We therefore proceeded to estimate the rate of gene conversion on each centromere using two independent methods (Table 1). The first is based on the premise that gene conversion will increase the number of multilocus haplotypes in a sample. Coalescent simulations (see Materials and Methods; Figure 6) were used to estimate the gene conversion rate required to achieve the observed number of haplotypes. The resulting data suggest a mean estimate of 3.7×10−5 conversion events per marker per generation and allow us to statistically reject a model with no gene conversion for all nine centromeres at p<0.05. Second, we used a composite likelihood method [39] to directly estimate gene conversion rates for each centromere. This second approach reveals similar rates of conversion across all nine centromeres, averaging ∼1×10−5 conversion events per marker per generation.
Discussion
Our data indicate that gene conversion is common within centromeres and may play a fundamental role in determining the dynamics and distribution of centromere repeats. This conclusion is based on three primary lines of evidence. First, our mapping data provide what is to our knowledge the only experimental evidence for centromeric gene conversion. Indeed, two independent conversion events were identified in 93 recombinant inbred lines using a set of 238 CRM2 markers, corresponding to a rate of 1.86×10−4 exchanges per marker per generation. The second line of evidence comes from LD analysis of 75 markers typed in a set of 53 diverse inbred lines. These data show patterns consistent with genetic exchange, including unusually low LD and the clear presence of recombinant haplotypes (nonzero Rmin), but show no decay of LD with distance as would be expected in the presence of crossing over. Finally, two independent population genetic methods were used to directly estimate centromeric gene conversion, resulting in remarkably similar rates of ∼1×10−5 conversions per marker per generation. It is too early to tell how rates of gene conversion in centromeres compare to other regions of the maize genome, but one estimate of gene conversion at the maize anthocyaninless1 locus (∼3×10−5/marker/generation [40]) suggests they may be of a similar order of magnitude.

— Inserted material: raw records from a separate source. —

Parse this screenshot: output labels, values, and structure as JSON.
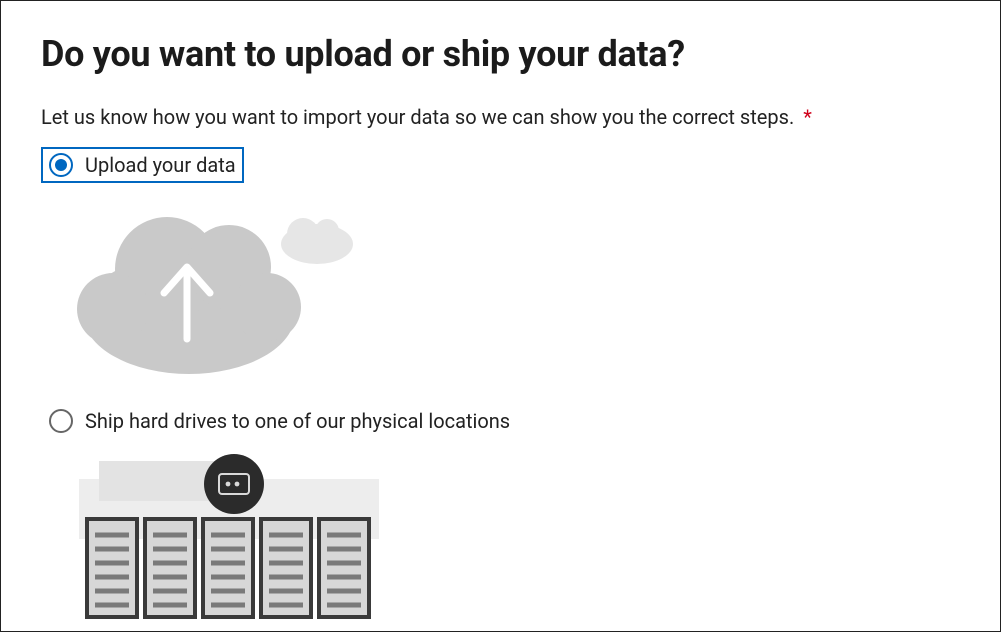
{
  "page": {
    "title": "Do you want to upload or ship your data?",
    "instruction": "Let us know how you want to import your data so we can show you the correct steps.",
    "required_marker": "*"
  },
  "options": {
    "upload": {
      "label": "Upload your data",
      "selected": true
    },
    "ship": {
      "label": "Ship hard drives to one of our physical locations",
      "selected": false
    }
  }
}
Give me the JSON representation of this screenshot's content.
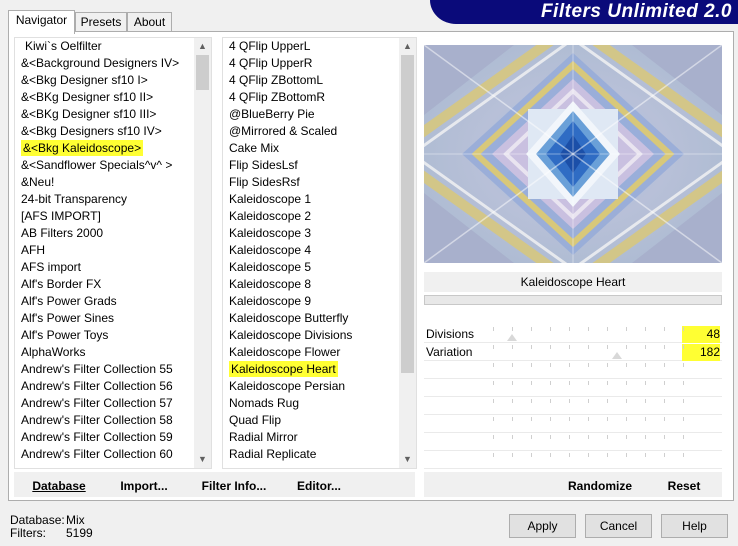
{
  "banner": {
    "title": "Filters Unlimited 2.0",
    "color": "#0a0a7a"
  },
  "tabs": [
    {
      "label": "Navigator",
      "active": true
    },
    {
      "label": "Presets",
      "active": false
    },
    {
      "label": "About",
      "active": false
    }
  ],
  "categories": [
    "Kiwi`s Oelfilter",
    "&<Background Designers IV>",
    "&<Bkg Designer sf10 I>",
    "&<BKg Designer sf10 II>",
    "&<BKg Designer sf10 III>",
    "&<Bkg Designers sf10 IV>",
    "&<Bkg Kaleidoscope>",
    "&<Sandflower Specials^v^ >",
    "&Neu!",
    "24-bit Transparency",
    "[AFS IMPORT]",
    "AB Filters 2000",
    "AFH",
    "AFS import",
    "Alf's Border FX",
    "Alf's Power Grads",
    "Alf's Power Sines",
    "Alf's Power Toys",
    "AlphaWorks",
    "Andrew's Filter Collection 55",
    "Andrew's Filter Collection 56",
    "Andrew's Filter Collection 57",
    "Andrew's Filter Collection 58",
    "Andrew's Filter Collection 59",
    "Andrew's Filter Collection 60"
  ],
  "selected_category_index": 6,
  "filters": [
    "4 QFlip UpperL",
    "4 QFlip UpperR",
    "4 QFlip ZBottomL",
    "4 QFlip ZBottomR",
    "@BlueBerry Pie",
    "@Mirrored & Scaled",
    "Cake Mix",
    "Flip SidesLsf",
    "Flip SidesRsf",
    "Kaleidoscope 1",
    "Kaleidoscope 2",
    "Kaleidoscope 3",
    "Kaleidoscope 4",
    "Kaleidoscope 5",
    "Kaleidoscope 8",
    "Kaleidoscope 9",
    "Kaleidoscope Butterfly",
    "Kaleidoscope Divisions",
    "Kaleidoscope Flower",
    "Kaleidoscope Heart",
    "Kaleidoscope Persian",
    "Nomads Rug",
    "Quad Flip",
    "Radial Mirror",
    "Radial Replicate"
  ],
  "selected_filter_index": 19,
  "preview": {
    "filter_name": "Kaleidoscope Heart"
  },
  "parameters": [
    {
      "label": "Divisions",
      "value": "48",
      "level": 0.188
    },
    {
      "label": "Variation",
      "value": "182",
      "level": 0.714
    }
  ],
  "left_buttons": {
    "database": "Database",
    "import": "Import...",
    "filter_info": "Filter Info...",
    "editor": "Editor..."
  },
  "right_buttons": {
    "randomize": "Randomize",
    "reset": "Reset"
  },
  "status": {
    "database_label": "Database:",
    "database_value": "Mix",
    "filters_label": "Filters:",
    "filters_value": "5199"
  },
  "dialog_buttons": {
    "apply": "Apply",
    "cancel": "Cancel",
    "help": "Help"
  },
  "colors": {
    "highlight": "#ffff33",
    "background": "#f0f0f0"
  }
}
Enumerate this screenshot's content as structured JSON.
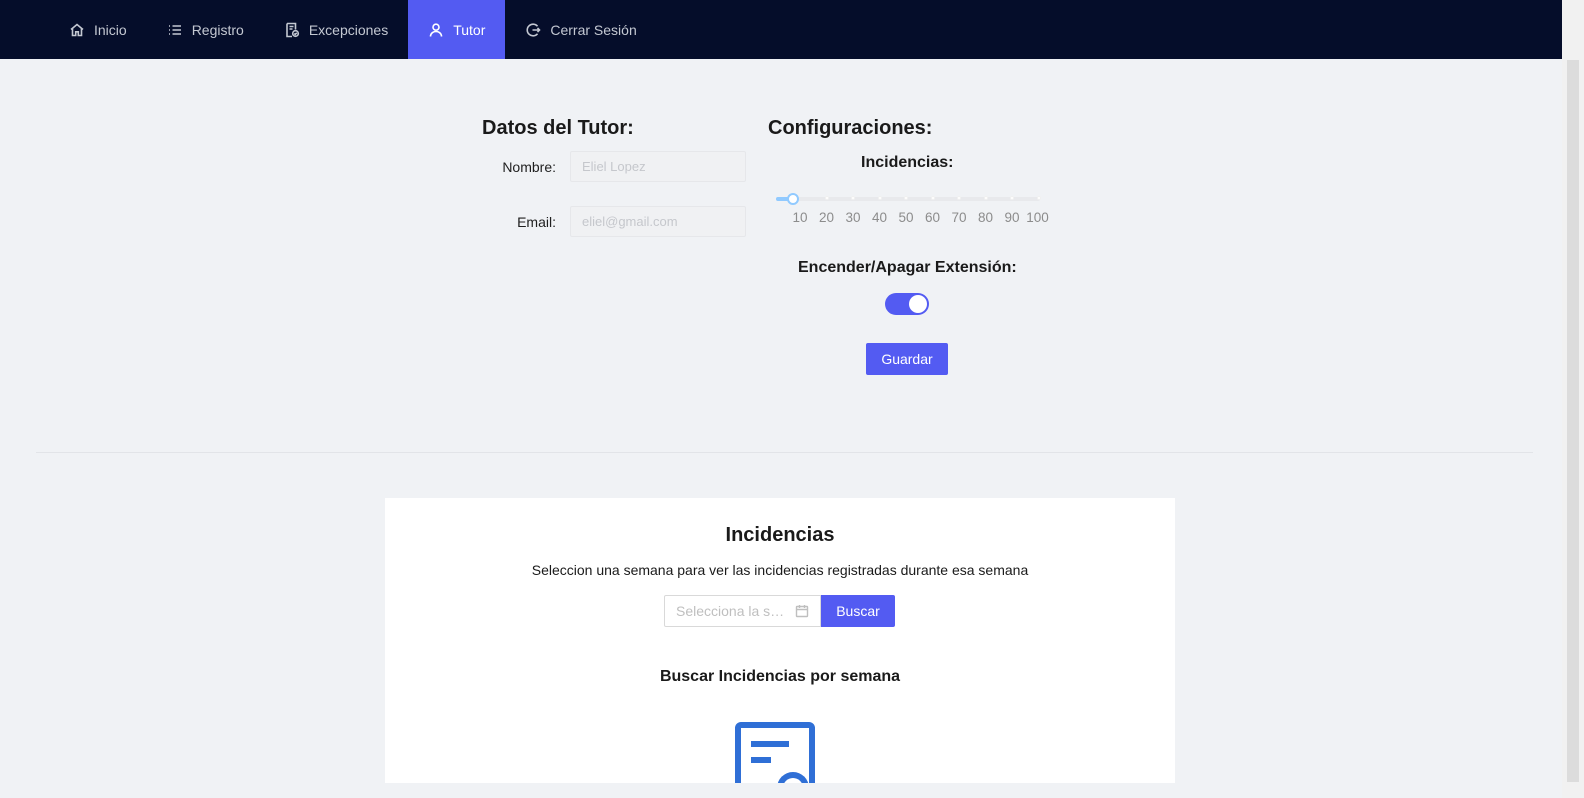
{
  "nav": {
    "items": [
      {
        "label": "Inicio",
        "icon": "home-icon"
      },
      {
        "label": "Registro",
        "icon": "list-icon"
      },
      {
        "label": "Excepciones",
        "icon": "document-check-icon"
      },
      {
        "label": "Tutor",
        "icon": "user-icon",
        "active": true
      },
      {
        "label": "Cerrar Sesión",
        "icon": "logout-icon"
      }
    ]
  },
  "tutor": {
    "title": "Datos del Tutor:",
    "name_label": "Nombre",
    "name_value": "Eliel Lopez",
    "email_label": "Email",
    "email_value": "eliel@gmail.com"
  },
  "config": {
    "title": "Configuraciones:",
    "incidencias_label": "Incidencias:",
    "slider": {
      "value": 10,
      "marks": [
        "10",
        "20",
        "30",
        "40",
        "50",
        "60",
        "70",
        "80",
        "90",
        "100"
      ]
    },
    "extension_label": "Encender/Apagar Extensión:",
    "extension_on": true,
    "save_label": "Guardar"
  },
  "incidencias_card": {
    "title": "Incidencias",
    "description": "Seleccion una semana para ver las incidencias registradas durante esa semana",
    "week_placeholder": "Selecciona la semana",
    "search_label": "Buscar",
    "subtitle": "Buscar Incidencias por semana"
  },
  "colors": {
    "nav_bg": "#050d2a",
    "accent": "#535bf2",
    "page_bg": "#f0f2f5",
    "illustration": "#2f6fd6"
  }
}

It has been hypothesized that centromere evolution in eukaryotes with asymmetric meiosis has been primarily governed by an arms race in which meiotic drive occasionally sweeps novel centromeric repeats to fixation [4]. While the extreme LD observed around a short tract of CentC on centromere 2 may hint at an evolutionary history consistent with these ideas (Figure 5B), our finding of widespread gene conversion explains how high levels of diversity may be observed even in yeast where meiotic drive is a less likely explanation [7]. Sequence data from mammalian centromeres are further consistent with this view, suggesting in several studies that gene conversion has contributed to extant centromere variation and the production of novel higher order repeat arrays [17],[18],[19]. If centromeric gene conversion is indeed common in maize, yeast, and humans, it seems reasonable to hypothesize that gene conversion is an important process within the centromere cores of all eukaryotes.
Materials and Methods
Genetic Stocks
A ninety-four line IBM DNA Kit, provided by the Maize Genetics Cooperation Stock Center (http://www.maizemap.org/94_ibm.htm), was used for CRM2 display. IBM3 was excluded from the analysis because seven centromeres were heterozygous. Additional accessions of IBM lines used for confirmation and further ChIP and FISH analysis were obtained from the Maize Genetics COOP stock center (http://www.maizegdb.org/stock.php).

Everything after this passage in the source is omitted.